Ask the Expert: How balanced funds work, couple goals and inheritance


The default option of many superannuation funds is also their ‘Balanced’ option.
Question 1
- Hello Craig, enjoy reading your column and advice. I would like to know if I have been given the correct advice about my super investment choice. I am a woman (65) and currently have around $300k in balanced conservative fund. Fortunate to have other assets of home/land and some shares. Would I be better to have it in Balanced? I intend to work full time for another three years. And wonder if I might miss some extra gains in the conservative balanced fund.
Hello, and thanks for your comments.
Selecting an appropriate investment option for your super is one of the most important things you can do.
Most people leave their super in the fund’s ‘default’ investment option.
For many funds their default option is also their ‘Balanced’ option. One large industry fund has stated that more than 85 per cent of their members have stayed in the default option.
The Balanced fund may be the correct option for many people, but everyone should at least review that options investment objectives and risk category.
All super funds must detail the standard risk measure for each of its options. It does this on its website or investment guide.
The Standard Risk Measure (SRM) helps you compare investment options by the expected number of negative annual returns over any 20-year period.

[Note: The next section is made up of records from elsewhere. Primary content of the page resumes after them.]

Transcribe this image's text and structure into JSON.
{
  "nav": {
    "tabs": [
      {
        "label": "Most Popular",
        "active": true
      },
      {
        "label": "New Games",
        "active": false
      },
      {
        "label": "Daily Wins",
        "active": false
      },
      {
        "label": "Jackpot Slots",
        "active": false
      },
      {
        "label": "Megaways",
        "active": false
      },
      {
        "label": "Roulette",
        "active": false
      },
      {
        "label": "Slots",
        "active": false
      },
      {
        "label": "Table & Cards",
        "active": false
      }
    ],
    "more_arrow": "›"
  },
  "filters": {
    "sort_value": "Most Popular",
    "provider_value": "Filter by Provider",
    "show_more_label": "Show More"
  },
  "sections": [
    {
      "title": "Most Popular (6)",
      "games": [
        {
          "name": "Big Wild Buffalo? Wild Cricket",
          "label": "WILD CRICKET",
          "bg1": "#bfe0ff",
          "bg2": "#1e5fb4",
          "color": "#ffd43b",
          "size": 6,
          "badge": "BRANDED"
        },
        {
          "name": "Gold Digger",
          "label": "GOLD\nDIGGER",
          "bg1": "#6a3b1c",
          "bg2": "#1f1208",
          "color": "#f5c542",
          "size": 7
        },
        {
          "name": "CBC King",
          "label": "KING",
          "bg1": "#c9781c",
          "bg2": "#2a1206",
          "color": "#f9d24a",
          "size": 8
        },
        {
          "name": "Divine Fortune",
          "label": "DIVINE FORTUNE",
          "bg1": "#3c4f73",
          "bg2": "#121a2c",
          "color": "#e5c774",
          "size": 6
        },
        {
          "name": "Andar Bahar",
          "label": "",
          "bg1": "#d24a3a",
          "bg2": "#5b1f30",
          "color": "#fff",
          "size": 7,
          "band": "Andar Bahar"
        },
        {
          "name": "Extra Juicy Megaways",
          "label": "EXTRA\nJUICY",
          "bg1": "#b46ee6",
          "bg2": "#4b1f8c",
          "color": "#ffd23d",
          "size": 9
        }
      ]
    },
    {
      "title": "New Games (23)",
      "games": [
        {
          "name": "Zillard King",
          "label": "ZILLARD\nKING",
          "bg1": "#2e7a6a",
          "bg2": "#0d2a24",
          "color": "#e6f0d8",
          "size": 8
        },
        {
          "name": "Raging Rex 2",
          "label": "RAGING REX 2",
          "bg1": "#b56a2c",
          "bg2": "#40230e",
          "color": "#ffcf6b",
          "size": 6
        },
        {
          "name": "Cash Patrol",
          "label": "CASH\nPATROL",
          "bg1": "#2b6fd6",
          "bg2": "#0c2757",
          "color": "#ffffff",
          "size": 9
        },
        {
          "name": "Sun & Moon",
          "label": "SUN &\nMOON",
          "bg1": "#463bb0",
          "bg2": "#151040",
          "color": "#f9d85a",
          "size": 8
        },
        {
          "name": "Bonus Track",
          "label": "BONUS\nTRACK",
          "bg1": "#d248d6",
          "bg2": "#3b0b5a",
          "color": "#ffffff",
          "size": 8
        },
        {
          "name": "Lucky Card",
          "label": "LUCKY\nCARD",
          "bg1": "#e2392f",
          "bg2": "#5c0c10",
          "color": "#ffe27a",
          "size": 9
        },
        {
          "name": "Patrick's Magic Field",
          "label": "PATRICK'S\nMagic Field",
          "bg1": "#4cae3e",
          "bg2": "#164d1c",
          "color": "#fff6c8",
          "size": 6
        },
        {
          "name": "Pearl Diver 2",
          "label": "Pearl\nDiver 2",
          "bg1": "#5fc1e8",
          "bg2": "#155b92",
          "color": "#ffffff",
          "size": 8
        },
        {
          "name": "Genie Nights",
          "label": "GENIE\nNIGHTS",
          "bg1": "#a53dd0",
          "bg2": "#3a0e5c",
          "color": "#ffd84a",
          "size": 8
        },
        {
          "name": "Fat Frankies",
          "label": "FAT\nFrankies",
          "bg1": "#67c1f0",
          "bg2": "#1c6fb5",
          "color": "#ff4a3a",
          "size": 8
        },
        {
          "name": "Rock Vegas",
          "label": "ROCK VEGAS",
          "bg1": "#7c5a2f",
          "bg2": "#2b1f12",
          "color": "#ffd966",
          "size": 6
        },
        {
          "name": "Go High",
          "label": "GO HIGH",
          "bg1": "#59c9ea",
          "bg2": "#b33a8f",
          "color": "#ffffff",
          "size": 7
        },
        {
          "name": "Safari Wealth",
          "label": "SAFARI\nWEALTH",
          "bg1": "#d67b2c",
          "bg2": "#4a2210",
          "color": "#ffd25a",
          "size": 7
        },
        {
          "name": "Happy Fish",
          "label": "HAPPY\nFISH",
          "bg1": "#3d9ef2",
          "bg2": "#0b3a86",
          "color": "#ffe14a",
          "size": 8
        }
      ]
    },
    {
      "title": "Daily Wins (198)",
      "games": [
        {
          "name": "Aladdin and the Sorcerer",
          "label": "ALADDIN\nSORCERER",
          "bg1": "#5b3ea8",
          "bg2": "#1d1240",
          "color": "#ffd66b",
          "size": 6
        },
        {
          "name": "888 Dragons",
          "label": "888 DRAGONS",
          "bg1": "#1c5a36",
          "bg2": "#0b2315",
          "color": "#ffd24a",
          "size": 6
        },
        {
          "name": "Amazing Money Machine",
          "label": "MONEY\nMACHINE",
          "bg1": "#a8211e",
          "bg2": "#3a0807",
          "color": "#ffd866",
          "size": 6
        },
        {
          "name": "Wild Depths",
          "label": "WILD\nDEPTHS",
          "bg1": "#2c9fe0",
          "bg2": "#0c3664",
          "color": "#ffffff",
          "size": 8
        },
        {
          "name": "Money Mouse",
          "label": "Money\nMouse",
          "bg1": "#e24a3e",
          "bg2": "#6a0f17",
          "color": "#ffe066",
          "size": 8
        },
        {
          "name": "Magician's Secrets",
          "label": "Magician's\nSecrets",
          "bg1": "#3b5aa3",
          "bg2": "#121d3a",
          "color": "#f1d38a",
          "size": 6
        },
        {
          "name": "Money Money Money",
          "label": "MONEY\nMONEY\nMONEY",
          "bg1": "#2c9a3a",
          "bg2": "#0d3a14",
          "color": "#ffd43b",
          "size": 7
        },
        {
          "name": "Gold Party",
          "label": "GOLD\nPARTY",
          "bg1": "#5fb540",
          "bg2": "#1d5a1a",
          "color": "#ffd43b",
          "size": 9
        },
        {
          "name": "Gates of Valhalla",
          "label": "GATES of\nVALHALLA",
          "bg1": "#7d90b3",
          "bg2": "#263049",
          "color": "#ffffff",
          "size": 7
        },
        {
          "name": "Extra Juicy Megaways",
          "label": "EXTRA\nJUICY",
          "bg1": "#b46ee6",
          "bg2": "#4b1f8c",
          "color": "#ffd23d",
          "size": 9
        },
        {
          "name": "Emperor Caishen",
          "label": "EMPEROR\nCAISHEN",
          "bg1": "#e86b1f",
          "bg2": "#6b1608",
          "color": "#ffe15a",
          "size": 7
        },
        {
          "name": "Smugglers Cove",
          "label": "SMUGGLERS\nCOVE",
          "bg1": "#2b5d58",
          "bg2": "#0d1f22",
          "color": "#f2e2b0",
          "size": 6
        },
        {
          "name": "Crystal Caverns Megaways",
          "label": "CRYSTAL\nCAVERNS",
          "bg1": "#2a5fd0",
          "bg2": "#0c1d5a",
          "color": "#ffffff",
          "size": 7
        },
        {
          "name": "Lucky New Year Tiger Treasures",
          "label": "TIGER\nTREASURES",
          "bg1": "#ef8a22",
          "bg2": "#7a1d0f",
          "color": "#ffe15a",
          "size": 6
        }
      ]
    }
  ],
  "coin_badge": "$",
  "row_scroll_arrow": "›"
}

Over the past five years or so Balanced funds have outperformed conservative balanced funds by about 1.50 per cent to 3 per cent per year.
However, there are big variations in this.
It’s also worth noting that while different funds may label an investment option as ‘Balanced’, the underlying investments that it holds may be very different from one another.
That is why it’s important to look at:
- Investment objectives
- Standard risk measure
- Underlying investment classes, such as how much is in shares and property versus more defensive assets like cash and fixed interest
- Suggested minimum investment time frame.
A Conservative Balanced option would have a lower suggested minimum time frame than a Balanced option as it should hold less-volatile assets.
However, your retirement date is not necessarily your investment time frame, unless you plan to take money out of super at that time.
If you intend to convert your super to a pension at retirement then you could invest in the same or similar investment option, thereby increasing the time frame you will be invested for.
When markets are doing well, people ask themselves ‘Should I be investing in an option that has been getting better returns?’
However, when markets are falling, they then ask ‘Should I be investing in an option that has fewer ups and downs and won’t lose money?’
If you have already received advice in relation to this (as indicated in your question) then I presume this was based on a discussion and questions that an adviser has conducted.
You should aim to stay invested in the same strategy, one that matches your risk profile and investment time frame regardless of current market conditions.
The worst result is to try and time the market.
Or when markets are falling, to switch to a more conservative option, thereby locking in losses.
Question 2
- Hi Craig, my partner is 15 years younger than me, we are both still working. Am I correct in thinking that I cannot access the pension at all at retirement as my partner will keep working full time for 15 years after I retire? And that I need to save to be a fully self-funded retiree? Would I need to possibly separate from my partner if I need to claim the pension if my savings aren’t enough to live on? I’d very much appreciate some advice. Thank you.
I’d hope your partner would help provide you with an income if they are working and you are not.
Couples sometimes do treat each other’s income and assets separately, but more commonly they are shared.
Whichever approach you will take it’s important that you have a discussion, so you are in agreement, and you know where you stand.
Centrelink does treat couples as ‘one unit’. Therefore, your partner’s income will be counted under the income test when you apply for the age pension.
You can still receive a partial age pension if you and your partner’s combined income is less than $3725.60 per fortnight ($96,865 per year).
Therefore, you will have your super, other savings, perhaps a partial age pension and hopefully your partner chips in.
Question 3
- I am about to retire at age 64. I inherited the family home in 2018 and this was where I have lived since birth. I plan to sell it and move into an apartment. What tax if any will I have to pay on the funds from the sale.
I assume for the family home that this was the deceased’s main primary residence.
And from your question I also assume this has been your main primary residence since inheriting it.
If both those assumptions are correct, then no tax will be payable upon sale.
If my assumptions are incorrect, I suggest seeking tax advice.
Craig Sankey is a licensed financial adviser and head of Technical Services and Advice Enablement at Industry Fund Services.
Disclaimer: The responses provided are general in nature, and while they are prompted by the questions asked, they have been prepared without taking into consideration all your objectives, financial situation or needs.
Before relying on any of the information, please ensure that you consider the appropriateness of the information for your objectives, financial situation or needs. To the extent that it is permitted by law, no responsibility for errors or omissions is accepted by IFS and its representatives.